I remember an extremely warm atmosphere. I recall that, as usual, they wanted to feed me a lot. People always want to provide you in Russia. We also laughed a lot.

It was a very oriental atmosphere of sweet tea and pastries with nuts and jam. Indeed, the south of Russia, close to the Caucasus, has something unique - you feel that it’s an entirely different Russia. Already, the houses are not at all made of wood. They were made of bricks and never finished there, like in Turkey or the Maghreb. Now that I know other countries like Iran, these are places where I perceive that these cultures are closer to these countries - Georgia, Armenia, and Iran - than to Russian culture.

This is some sort of dry pancakes made out of fruit jus, super tasty!

Cooking and cooking

In addition, as I said, it was a family of Azerbaijani Armenian culture. So their cuisine and lifestyle were influenced by that. I remember fire-roasted eggplants that were a delight. When I eat them even today, it immediately transports me back there.

They had made me eat otter and warned me that it was a fine meat, but since I did not understand the word, I had not been able to prepare for the idea. And when I looked it up much later in the dictionary and realized it was an otter, I was shocked.

Their eldest son worked at the market. I remember that he had a stand for music and movies. We spent time at the market because they wanted me to bring a lot of things back for their refugee family in France.

I loved the atmosphere of this market. This southern region was the atmosphere of oriental bazaars full of dried fruits and aromatic herbs.

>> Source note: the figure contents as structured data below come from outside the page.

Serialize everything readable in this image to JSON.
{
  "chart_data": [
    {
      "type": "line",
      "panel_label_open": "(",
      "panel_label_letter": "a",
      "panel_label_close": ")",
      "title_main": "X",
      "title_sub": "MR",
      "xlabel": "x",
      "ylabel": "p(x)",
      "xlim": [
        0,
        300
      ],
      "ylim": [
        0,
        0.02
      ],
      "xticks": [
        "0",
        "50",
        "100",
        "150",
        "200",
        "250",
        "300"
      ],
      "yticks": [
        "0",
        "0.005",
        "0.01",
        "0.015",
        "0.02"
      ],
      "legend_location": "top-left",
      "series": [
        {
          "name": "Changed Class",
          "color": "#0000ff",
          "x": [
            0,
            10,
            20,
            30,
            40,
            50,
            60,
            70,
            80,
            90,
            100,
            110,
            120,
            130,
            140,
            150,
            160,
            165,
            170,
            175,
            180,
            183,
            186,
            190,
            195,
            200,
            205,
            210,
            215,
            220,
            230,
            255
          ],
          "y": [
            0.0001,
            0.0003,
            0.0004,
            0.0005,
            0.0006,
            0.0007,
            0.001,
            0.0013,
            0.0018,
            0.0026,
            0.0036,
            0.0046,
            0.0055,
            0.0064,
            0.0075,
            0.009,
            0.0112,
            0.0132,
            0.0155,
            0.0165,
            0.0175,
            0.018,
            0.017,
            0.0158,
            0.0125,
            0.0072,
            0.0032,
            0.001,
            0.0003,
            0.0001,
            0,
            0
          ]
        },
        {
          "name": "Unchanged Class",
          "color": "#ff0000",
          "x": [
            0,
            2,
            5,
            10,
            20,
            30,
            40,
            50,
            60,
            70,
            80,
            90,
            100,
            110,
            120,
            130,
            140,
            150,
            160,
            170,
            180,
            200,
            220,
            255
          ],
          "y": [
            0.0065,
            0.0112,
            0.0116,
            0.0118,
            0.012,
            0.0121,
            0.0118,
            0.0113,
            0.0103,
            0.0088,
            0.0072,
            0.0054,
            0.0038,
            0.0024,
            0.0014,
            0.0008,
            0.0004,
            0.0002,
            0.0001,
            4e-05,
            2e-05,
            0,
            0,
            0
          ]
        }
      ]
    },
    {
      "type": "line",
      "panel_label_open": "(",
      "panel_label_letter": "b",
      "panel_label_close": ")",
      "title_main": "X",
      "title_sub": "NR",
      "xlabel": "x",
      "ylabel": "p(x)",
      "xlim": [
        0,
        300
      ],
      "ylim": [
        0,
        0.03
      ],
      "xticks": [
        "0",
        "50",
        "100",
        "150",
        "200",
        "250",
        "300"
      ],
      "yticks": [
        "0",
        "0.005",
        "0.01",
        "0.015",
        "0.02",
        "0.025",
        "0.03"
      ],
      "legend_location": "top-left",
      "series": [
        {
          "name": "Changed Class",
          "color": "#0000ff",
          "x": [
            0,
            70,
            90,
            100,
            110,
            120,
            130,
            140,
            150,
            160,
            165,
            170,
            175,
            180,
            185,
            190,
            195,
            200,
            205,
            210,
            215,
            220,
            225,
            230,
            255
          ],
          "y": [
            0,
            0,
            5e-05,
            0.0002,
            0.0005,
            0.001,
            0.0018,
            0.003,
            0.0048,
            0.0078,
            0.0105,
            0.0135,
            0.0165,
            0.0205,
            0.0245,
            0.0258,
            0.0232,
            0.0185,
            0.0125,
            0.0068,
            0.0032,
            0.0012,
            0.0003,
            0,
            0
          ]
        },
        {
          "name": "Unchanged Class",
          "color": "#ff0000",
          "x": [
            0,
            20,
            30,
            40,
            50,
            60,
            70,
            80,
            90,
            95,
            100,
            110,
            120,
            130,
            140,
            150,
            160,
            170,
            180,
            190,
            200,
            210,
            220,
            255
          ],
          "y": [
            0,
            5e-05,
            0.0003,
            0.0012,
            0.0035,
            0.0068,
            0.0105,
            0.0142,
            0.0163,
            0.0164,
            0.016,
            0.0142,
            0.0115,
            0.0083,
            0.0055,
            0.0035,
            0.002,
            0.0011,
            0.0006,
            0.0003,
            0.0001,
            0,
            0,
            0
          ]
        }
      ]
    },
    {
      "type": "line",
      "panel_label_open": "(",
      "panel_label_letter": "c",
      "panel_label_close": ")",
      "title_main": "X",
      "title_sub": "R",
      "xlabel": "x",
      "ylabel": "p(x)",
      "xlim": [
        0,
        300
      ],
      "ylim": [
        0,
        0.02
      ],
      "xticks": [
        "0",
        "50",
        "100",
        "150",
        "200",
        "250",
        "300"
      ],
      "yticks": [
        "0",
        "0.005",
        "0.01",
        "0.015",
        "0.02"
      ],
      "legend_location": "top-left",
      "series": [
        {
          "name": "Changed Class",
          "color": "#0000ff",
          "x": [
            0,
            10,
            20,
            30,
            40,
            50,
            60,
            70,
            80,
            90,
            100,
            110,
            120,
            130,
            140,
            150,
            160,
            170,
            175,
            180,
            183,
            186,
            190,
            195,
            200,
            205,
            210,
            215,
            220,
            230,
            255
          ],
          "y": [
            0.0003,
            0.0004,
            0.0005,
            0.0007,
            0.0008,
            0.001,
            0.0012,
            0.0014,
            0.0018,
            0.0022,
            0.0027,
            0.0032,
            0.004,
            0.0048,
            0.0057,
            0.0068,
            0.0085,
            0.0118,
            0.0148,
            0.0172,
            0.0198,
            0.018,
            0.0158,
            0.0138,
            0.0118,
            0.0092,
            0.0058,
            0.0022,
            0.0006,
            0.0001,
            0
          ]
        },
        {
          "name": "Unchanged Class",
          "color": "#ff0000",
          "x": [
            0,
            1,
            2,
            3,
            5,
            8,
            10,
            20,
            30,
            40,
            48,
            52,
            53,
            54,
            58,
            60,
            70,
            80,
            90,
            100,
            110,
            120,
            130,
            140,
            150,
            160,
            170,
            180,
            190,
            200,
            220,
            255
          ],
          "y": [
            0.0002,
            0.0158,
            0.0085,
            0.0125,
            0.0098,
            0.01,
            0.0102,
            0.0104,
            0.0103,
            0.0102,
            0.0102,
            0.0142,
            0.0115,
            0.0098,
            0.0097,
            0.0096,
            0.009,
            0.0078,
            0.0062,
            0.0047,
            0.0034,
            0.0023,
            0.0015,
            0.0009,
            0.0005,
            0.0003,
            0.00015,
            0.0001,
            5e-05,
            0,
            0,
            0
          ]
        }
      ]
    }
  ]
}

In general, I have always enjoyed spending time in Russian markets. It must be said that there are often elderly who, for economic reasons, sell jars of vegetables from their gardens, hand-knitted socks, and old belongings to have few more incomes in addition to their meagre retirement. I liked taking the time to chat with these elderly, and then I would often buy small things from them to bring it back to France as a gift or as memories: a few cups, a teapot, a scarf, socks, old illustrated postcards, and children’s books. All these objects that bear the traces of past generations represent for me the atmosphere of Russia; they often speak of the lost world of the USSR, but through small things that have been passed down, that have been preserved, and that still have value since they are sold at the market.

These atmospheres help me understand Russia, and it is my turn to pass on this mosaic of moments, sensations, these markets, these houses where I was welcomed, these villages, these schoolyards, these faces... All of this can attempt to answer sensitively and openly the questions I have asked myself, and that the current political context would tend to close off or confine: ‘What is Russia, and who are the Russians?